READ: Virus patients with high blood pressure twice as likely to die: study

“It is important that patients with high blood pressure realize that they are at increased risk of dying from COVID-19,” said senior author Fei Li, a cardiologist at Xijing Hospital in Xian, China.

For the study, researchers in China and Ireland retroactively examined cases admitted to Huoshenshan Hospital in Wuhan between February 5 and March 15.

Las Vegas casinos reopen

Las Vegas casinos threw open their doors Thursday after 11 weeks of closure due to the coronavirus, with downtown roulette wheels and slot machines whirring to life minutes after midnight.

Large crowds flocked immediately to casinos such as The D, which had flown in gamblers from across the country on hundreds of free flights to boost the occasion.

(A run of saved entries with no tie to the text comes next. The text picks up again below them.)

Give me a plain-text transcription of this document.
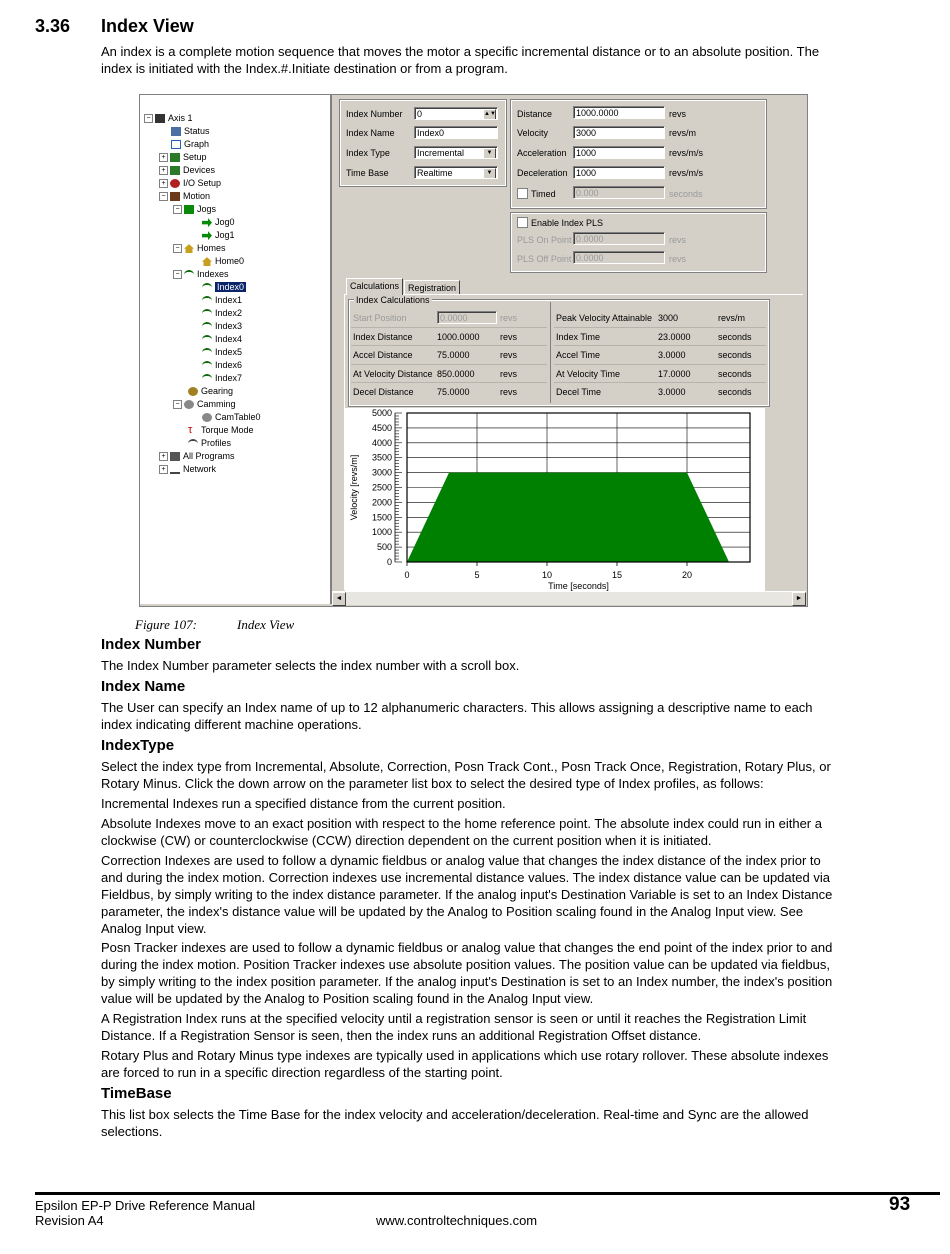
3.36 Index View
An index is a complete motion sequence that moves the motor a specific incremental distance or to an absolute position. The index is initiated with the Index.#.Initiate destination or from a program.
− Axis 1
Status
Graph
+ Setup
+ Devices
+ I/O Setup
− Motion
− Jogs
Jog0
Jog1
− Homes
Home0
− Indexes
Index0
Index1
Index2
Index3
Index4
Index5
Index6
Index7
Gearing
− Camming
CamTable0
τ Torque Mode
Profiles
+ All Programs
+ Network
Index Number	0	▲▼
Index Name	Index0
Index Type	Incremental	▼
Time Base	Realtime	▼
Distance	1000.0000	revs
Velocity	3000	revs/m
Acceleration	1000	revs/m/s
Deceleration 1000	revs/m/s
Timed	0.000	seconds
Enable Index PLS
PLS On Point 0.0000	revs
PLS Off Point 0.0000	revs
Calculations Registration
Index Calculations
Start Position	0.0000	revs
Index Distance	1000.0000 revs
Accel Distance	75.0000	revs
At Velocity Distance 850.0000	revs
Decel Distance	75.0000	revs
Peak Velocity Attainable 3000	revs/m
Index Time	23.0000	seconds
Accel Time	3.0000	seconds
At Velocity Time	17.0000	seconds
Decel Time	3.0000	seconds
0
500
1000
1500
2000
2500
3000
3500
4000
4500
5000
0	5	10	15	20
Time [seconds]
Velocity [revs/m]
◄	►
Figure 107:	Index View
Index Number
The Index Number parameter selects the index number with a scroll box.
Index Name
The User can specify an Index name of up to 12 alphanumeric characters. This allows assigning a descriptive name to each index indicating different machine operations.
IndexType
Select the index type from Incremental, Absolute, Correction, Posn Track Cont., Posn Track Once, Registration, Rotary Plus, or Rotary Minus. Click the down arrow on the parameter list box to select the desired type of Index profiles, as follows:
Incremental Indexes run a specified distance from the current position.
Absolute Indexes move to an exact position with respect to the home reference point. The absolute index could run in either a clockwise (CW) or counterclockwise (CCW) direction dependent on the current position when it is initiated.
Correction Indexes are used to follow a dynamic fieldbus or analog value that changes the index distance of the index prior to and during the index motion. Correction indexes use incremental distance values. The index distance value can be updated via Fieldbus, by simply writing to the index distance parameter. If the analog input's Destination Variable is set to an Index Distance parameter, the index's distance value will be updated by the Analog to Position scaling found in the Analog Input view. See Analog Input view.
Posn Tracker indexes are used to follow a dynamic fieldbus or analog value that changes the end point of the index prior to and during the index motion. Position Tracker indexes use absolute position values. The position value can be updated via fieldbus, by simply writing to the index position parameter. If the analog input's Destination is set to an Index number, the index's position value will be updated by the Analog to Position scaling found in the Analog Input view.
A Registration Index runs at the specified velocity until a registration sensor is seen or until it reaches the Registration Limit Distance. If a Registration Sensor is seen, then the index runs an additional Registration Offset distance.
Rotary Plus and Rotary Minus type indexes are typically used in applications which use rotary rollover. These absolute indexes are forced to run in a specific direction regardless of the starting point.
TimeBase
This list box selects the Time Base for the index velocity and acceleration/deceleration. Real-time and Sync are the allowed selections.
Epsilon EP-P Drive Reference Manual
Revision A4	www.controltechniques.com
93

The Bellagio’s fountains were switched back on shortly before its sprawling casino floors reopened, as dozens of curious locals and excited tourists lined up to enter at 10 am.

The reopening is a major boost for the badly-hit Las Vegas economy, which depends heavily on tourism and has seen unemployment shoot as high as 33.5 percent in April.

“Vegas is still Vegas,” MGM Resorts CEO William Hornbuckle said. “Over time, we’ll get fully back.” AFP

Pandemic ‘under control’ in France

The COVID-19 pandemic is now “under control” in France, the head of the government’s scientific advisory council said Friday, as the country cautiously lifts the lockdown imposed in March to contain the outbreak.

“The virus is still circulating, in certain regions in particular… but it is circulating slowly,” Jean-Francois Delfraissy told France Inter radio.

“Where we had tens of thousands of cases a day, around 80,000 new cases per day in early March, before the lockdown, we estimate we now have around 1,000 cases,” he said.

Fiji now coronavirus-free

Fiji announced it was coronavirus free Friday after the island nation’s last known infected patient was given the all-clear, continuing the Pacific’s remarkable record of success against the virus.

There was panic among Fiji’s 930,000 population when the first COVID-19 case was reported in mid-March, but strict isolation measures and border controls kept a lid on infections, which peaked at 18 confirmed cases.

Prime Minister Frank Bainimarama attributed the country’s virus-free status to “answered prayers, hard work, and affirmation of science.”

“Fiji has just cleared the last of our active COVID-19 patients,” he tweeted. “And even with our testing numbers climbing by the day, it’s now been 45 days since we recorded our last case. With no deaths, our recovery rate is 100 percent.”